- Alguns dias demoram a se abrir. Uma quase chuva enverniza a sacada, mas não se deixa perceber no ar. Havia manhãs assim na praia da infância, a esperança de não ter de ir à areia, nem ter a sunga cheia de areia nos fundilhos.
- Curiosa é a certeza da memória sobre as casas em que vivemos. De olhos fechados somos capazes de percorrê-las com a qualidade dos mais modernos programas de arquitetura.
- Pelos vãos horizontais da veneziana da sala, vejo a grama brilhante para além das pedras claras da varanda e sei que meu avô não nos obrigará a ir ao mar. Me acomodo nas almofadas junto à parede, de onde se pode enxergar a cozinha escura, e o pequeno umbral que dá acesso aos quartos e ao banheiro.

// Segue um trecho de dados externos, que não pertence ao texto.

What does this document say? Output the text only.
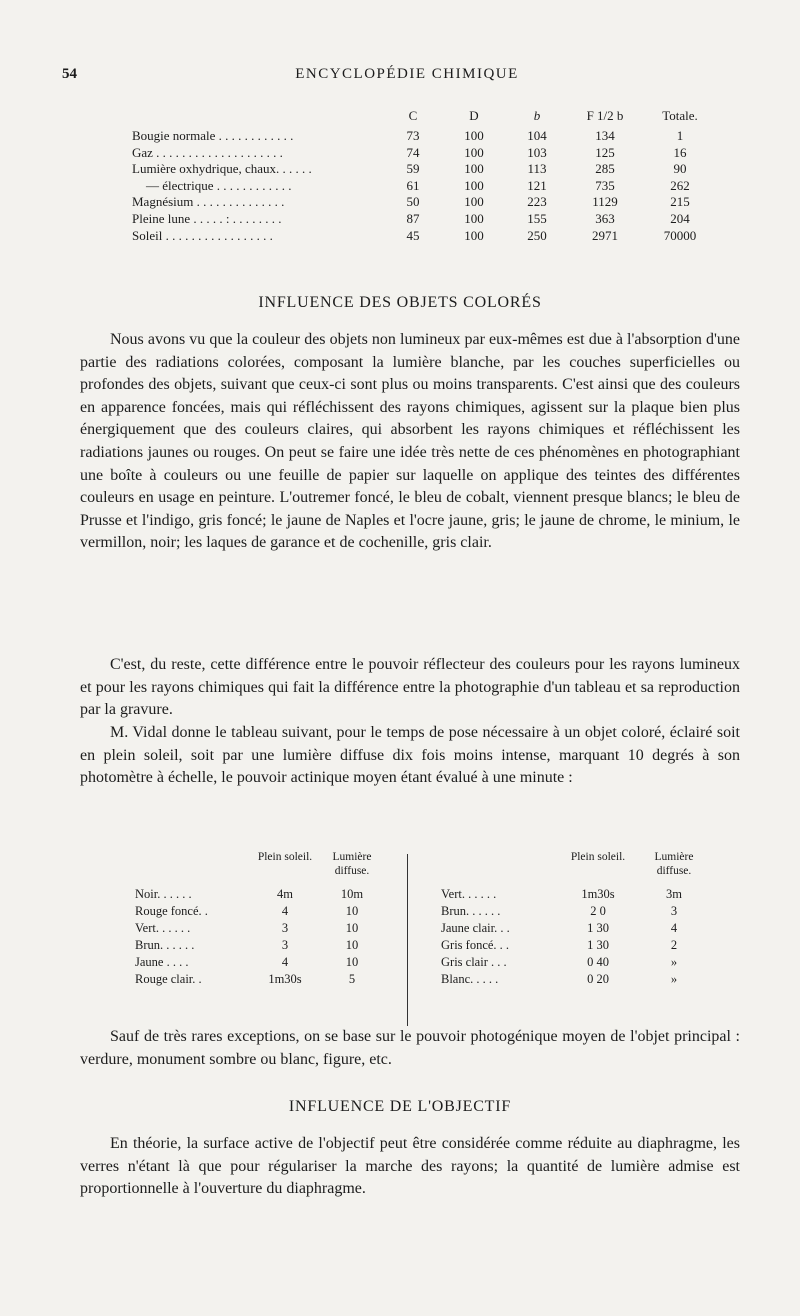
54	ENCYCLOPÉDIE CHIMIQUE
C	D	b	F 1/2 b	Totale.
Bougie normale . . . . . . . . . . . .	73	100	104	134	1
Gaz . . . . . . . . . . . . . . . . . . . .	74	100	103	125	16
Lumière oxhydrique, chaux. . . . . .	59	100	113	285	90
— électrique . . . . . . . . . . . .	61	100	121	735	262
Magnésium . . . . . . . . . . . . . .	50	100	223	1129	215
Pleine lune . . . . . : . . . . . . . .	87	100	155	363	204
Soleil . . . . . . . . . . . . . . . . .	45	100	250	2971	70000
INFLUENCE DES OBJETS COLORÉS
Nous avons vu que la couleur des objets non lumineux par eux-mêmes est due à l'absorption d'une partie des radiations colorées, composant la lumière blanche, par les couches superficielles ou profondes des objets, suivant que ceux-ci sont plus ou moins transparents. C'est ainsi que des couleurs en apparence foncées, mais qui réfléchissent des rayons chimiques, agissent sur la plaque bien plus énergiquement que des couleurs claires, qui absorbent les rayons chimiques et réfléchissent les radiations jaunes ou rouges. On peut se faire une idée très nette de ces phénomènes en photographiant une boîte à couleurs ou une feuille de papier sur laquelle on applique des teintes des différentes couleurs en usage en peinture. L'outremer foncé, le bleu de cobalt, viennent presque blancs; le bleu de Prusse et l'indigo, gris foncé; le jaune de Naples et l'ocre jaune, gris; le jaune de chrome, le minium, le vermillon, noir; les laques de garance et de cochenille, gris clair.
C'est, du reste, cette différence entre le pouvoir réflecteur des couleurs pour les rayons lumineux et pour les rayons chimiques qui fait la différence entre la photographie d'un tableau et sa reproduction par la gravure.
M. Vidal donne le tableau suivant, pour le temps de pose nécessaire à un objet coloré, éclairé soit en plein soleil, soit par une lumière diffuse dix fois moins intense, marquant 10 degrés à son photomètre à échelle, le pouvoir actinique moyen étant évalué à une minute :
Plein soleil.	Lumière diffuse.
Noir. . . . . .	4m	10m
Rouge foncé. .	4	10
Vert. . . . . .	3	10
Brun. . . . . .	3	10
Jaune . . . .	4	10
Rouge clair. .	1m30s	5
Plein soleil.	Lumière diffuse.
Vert. . . . . .	1m30s	3m
Brun. . . . . .	2 0	3
Jaune clair. . .	1 30	4
Gris foncé. . .	1 30	2
Gris clair . . .	0 40	»
Blanc. . . . .	0 20	»
Sauf de très rares exceptions, on se base sur le pouvoir photogénique moyen de l'objet principal : verdure, monument sombre ou blanc, figure, etc.
INFLUENCE DE L'OBJECTIF
En théorie, la surface active de l'objectif peut être considérée comme réduite au diaphragme, les verres n'étant là que pour régulariser la marche des rayons; la quantité de lumière admise est proportionnelle à l'ouverture du diaphragme.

- Percorrer essas casas é também encontrar nossos mortos, tantas coisas que o tempo tomou e nunca devolveu.
- Nas oficinas de escrita pessoal, costumo desconfiar das lembranças de fatos vividos na primeira infância. Não desconfio da memória. Desconfio das mitologias familiares, em que acabamos crendo, que fazem de um o sério, de outro o bagunceiro, daquela a precoce, de outra a sensata. Mitologias amparadas por fotos, anedotas, miragens convenientes. E esquecimentos.
- Os lugares têm um poder muito maior de permanência. Às vezes, como agora, ao voltar-me para a janela, tenho o vislumbre das araucárias de Canela, do paredão cinza do fosso de luz em Porto Alegre, imagens que me acompanhavam na escrita, que talvez até a influenciassem, como também a falta de café pode alterar o sabor das palavras.
- Memória dos fatos, quem me as dera com a firmeza de louça do bidê que de crianças imaginávamos servir para lavar os pés. Das almofadas da sala era preciso espichar muito o pescoço para vê-lo.
- Os mesmos e envelhecidos tendões e músculos que espicho em direção à rua. Segue a pátina de água na sacada, mais cintilante porque o cinza do céu tem um tom mais de fumaça do que de asfalto.
- Na mitologia familiar eu era o educado, o primeiro dos irmãos, o responsável. Talvez por isso lembre pouco das minhas malcriações, das insuflar insurgências nos mais novos, dos compromissos que defraudei.
- Não dará praia, me recosto na almofada. A mitologia diz que aos meus oito anos apanho um livro. Não pode ser. Prefiro a verossimilhança de assistir a um desenho animado.